Best Practices
Guidelines for building reliable, cost-effective, and performant AI applications.
Prompt Engineering
Be Specific and Clear
Vague prompts lead to unpredictable results. Be explicit about what you want.
❌ Vague
"Summarize this article"
✓ Specific
"Summarize this article in 3 bullet points, focusing on the key takeaways for software developers. Use plain language and avoid jargon."

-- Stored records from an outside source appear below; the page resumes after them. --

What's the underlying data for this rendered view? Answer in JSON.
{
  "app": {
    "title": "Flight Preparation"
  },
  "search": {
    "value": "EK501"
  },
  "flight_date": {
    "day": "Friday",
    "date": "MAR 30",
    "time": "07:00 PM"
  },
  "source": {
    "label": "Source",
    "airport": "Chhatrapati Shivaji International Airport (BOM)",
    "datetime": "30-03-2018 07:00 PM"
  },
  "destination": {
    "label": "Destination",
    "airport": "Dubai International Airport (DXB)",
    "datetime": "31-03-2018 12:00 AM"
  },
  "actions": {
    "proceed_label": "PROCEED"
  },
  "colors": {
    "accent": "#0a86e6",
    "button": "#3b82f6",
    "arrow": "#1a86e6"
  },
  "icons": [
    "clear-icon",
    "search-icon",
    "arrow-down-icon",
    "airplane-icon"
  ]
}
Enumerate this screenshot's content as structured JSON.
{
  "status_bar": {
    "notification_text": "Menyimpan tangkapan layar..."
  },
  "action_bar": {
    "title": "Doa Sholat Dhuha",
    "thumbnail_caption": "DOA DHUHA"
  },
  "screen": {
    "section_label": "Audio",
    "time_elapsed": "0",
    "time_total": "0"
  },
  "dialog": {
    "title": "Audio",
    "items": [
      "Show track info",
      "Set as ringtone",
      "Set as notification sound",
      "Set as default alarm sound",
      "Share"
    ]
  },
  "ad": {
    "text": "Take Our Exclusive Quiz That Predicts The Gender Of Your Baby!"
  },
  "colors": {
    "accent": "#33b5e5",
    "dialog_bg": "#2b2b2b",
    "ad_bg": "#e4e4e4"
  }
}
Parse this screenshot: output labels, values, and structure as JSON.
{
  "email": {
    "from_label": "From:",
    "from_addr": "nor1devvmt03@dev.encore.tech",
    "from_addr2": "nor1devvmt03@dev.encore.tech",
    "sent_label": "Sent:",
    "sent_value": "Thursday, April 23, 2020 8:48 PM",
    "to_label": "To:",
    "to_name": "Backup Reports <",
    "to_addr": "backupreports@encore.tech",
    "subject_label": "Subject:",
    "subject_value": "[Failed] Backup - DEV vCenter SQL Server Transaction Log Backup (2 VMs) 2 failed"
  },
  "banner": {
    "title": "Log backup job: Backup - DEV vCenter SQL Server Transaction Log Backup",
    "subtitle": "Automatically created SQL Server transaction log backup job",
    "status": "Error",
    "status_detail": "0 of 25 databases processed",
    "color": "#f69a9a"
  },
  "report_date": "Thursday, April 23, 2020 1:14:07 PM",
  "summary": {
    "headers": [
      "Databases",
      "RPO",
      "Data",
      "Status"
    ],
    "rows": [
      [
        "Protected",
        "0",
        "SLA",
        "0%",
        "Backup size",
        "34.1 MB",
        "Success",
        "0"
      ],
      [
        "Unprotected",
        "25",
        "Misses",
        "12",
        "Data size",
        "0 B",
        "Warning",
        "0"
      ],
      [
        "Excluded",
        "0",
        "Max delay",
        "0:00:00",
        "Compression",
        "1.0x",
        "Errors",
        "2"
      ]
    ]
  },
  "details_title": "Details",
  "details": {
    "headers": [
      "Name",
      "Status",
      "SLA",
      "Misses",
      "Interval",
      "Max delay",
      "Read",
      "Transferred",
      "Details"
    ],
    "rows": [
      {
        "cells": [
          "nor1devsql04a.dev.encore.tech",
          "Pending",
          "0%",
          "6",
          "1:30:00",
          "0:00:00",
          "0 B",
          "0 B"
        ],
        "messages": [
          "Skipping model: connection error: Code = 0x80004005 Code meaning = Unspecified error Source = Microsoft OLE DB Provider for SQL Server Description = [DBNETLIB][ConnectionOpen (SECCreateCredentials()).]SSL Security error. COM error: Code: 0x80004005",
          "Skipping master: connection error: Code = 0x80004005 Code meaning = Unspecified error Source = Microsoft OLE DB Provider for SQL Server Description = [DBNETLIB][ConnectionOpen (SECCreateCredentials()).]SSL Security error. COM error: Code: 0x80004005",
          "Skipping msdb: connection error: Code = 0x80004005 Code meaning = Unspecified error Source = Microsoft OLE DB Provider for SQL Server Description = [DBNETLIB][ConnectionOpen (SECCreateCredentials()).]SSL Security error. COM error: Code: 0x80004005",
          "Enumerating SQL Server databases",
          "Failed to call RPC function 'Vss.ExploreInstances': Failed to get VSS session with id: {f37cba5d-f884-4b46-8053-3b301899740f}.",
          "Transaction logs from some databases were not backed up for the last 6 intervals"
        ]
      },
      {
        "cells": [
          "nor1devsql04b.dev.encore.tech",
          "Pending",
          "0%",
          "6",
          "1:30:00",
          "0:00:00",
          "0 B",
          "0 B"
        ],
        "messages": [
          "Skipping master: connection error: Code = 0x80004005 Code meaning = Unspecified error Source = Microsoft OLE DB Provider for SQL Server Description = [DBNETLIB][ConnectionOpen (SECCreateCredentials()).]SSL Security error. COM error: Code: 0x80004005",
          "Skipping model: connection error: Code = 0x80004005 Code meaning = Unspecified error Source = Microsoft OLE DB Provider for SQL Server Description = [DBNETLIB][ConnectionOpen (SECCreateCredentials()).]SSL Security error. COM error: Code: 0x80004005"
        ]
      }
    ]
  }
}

Use System Messages Effectively
The system message sets context and constraints that persist throughout the conversation.
const response = await client.chat.completions.create({
model: 'gpt-4o',
messages: [
{
role: 'system',
content: `You are a helpful customer support agent for TechCo.
Rules:
- Be friendly and professional
- If you don't know something, say so
- Never discuss competitors
- Keep responses under 100 words
- Always offer to escalate to a human if the issue is complex`
},
{
role: 'user',
content: 'My order hasn\'t arrived yet.'
}
]
});Provide Examples (Few-Shot)
Show the model what you want with examples.
const response = await client.chat.completions.create({
model: 'gpt-4o',
messages: [
{
role: 'system',
content: 'Convert natural language to SQL queries.'
},
{ role: 'user', content: 'Get all users from California' },
{ role: 'assistant', content: "SELECT * FROM users WHERE state = 'CA';" },
{ role: 'user', content: 'Find orders over $100 from last month' },
{ role: 'assistant', content: "SELECT * FROM orders WHERE amount > 100 AND created_at >= DATE_SUB(NOW(), INTERVAL 1 MONTH);" },
{ role: 'user', content: 'Count active subscriptions by plan' }
// Model will follow the established pattern
]
});Cost Optimization
Choose the Right Model
Not every task needs GPT-4o. Use gpt-4o-mini for simple tasks—it's 15-20x cheaper and often sufficient.
Limit Response Length
Set max_tokens to prevent unexpectedly long responses. Output tokens cost 2-4x more than input tokens.
Trim Context
Only include relevant conversation history. Summarize or truncate older messages instead of sending the full chat log.
Cache Responses
Cache identical requests. For embeddings, cache vectors in a database instead of re-computing.
Batch Requests
For embeddings and bulk processing, batch multiple items in a single request to reduce overhead.
Reliability
Implement Retries
Use exponential backoff for transient failures:
async function withRetry<T>(
fn: () => Promise<T>,
maxRetries = 3,
baseDelay = 1000
): Promise<T> {
for (let i = 0; i < maxRetries; i++) {
try {
return await fn();
} catch (error) {
if (i === maxRetries - 1) throw error;
const delay = baseDelay * Math.pow(2, i) + Math.random() * 1000;
await new Promise(r => setTimeout(r, delay));
}
}
throw new Error('Max retries exceeded');
}Set Timeouts
Always set reasonable timeouts for API calls. LLM responses can occasionally take longer than expected.
Validate Outputs
Don't trust model outputs blindly. Validate JSON structure, check for required fields, and sanitize before use.
Handle Rate Limits
Monitor rate limit headers and implement request queuing for high-volume applications.
Security
Protect API Keys
- • Never expose API keys in client-side code
- • Use environment variables
- • Rotate keys regularly
- • Use separate keys for dev/staging/production
Sanitize User Input
Prevent prompt injection by validating and sanitizing user inputs. Consider using structured formats instead of free text.
Don't Log Sensitive Data
Avoid logging full prompts or responses that may contain PII or sensitive information.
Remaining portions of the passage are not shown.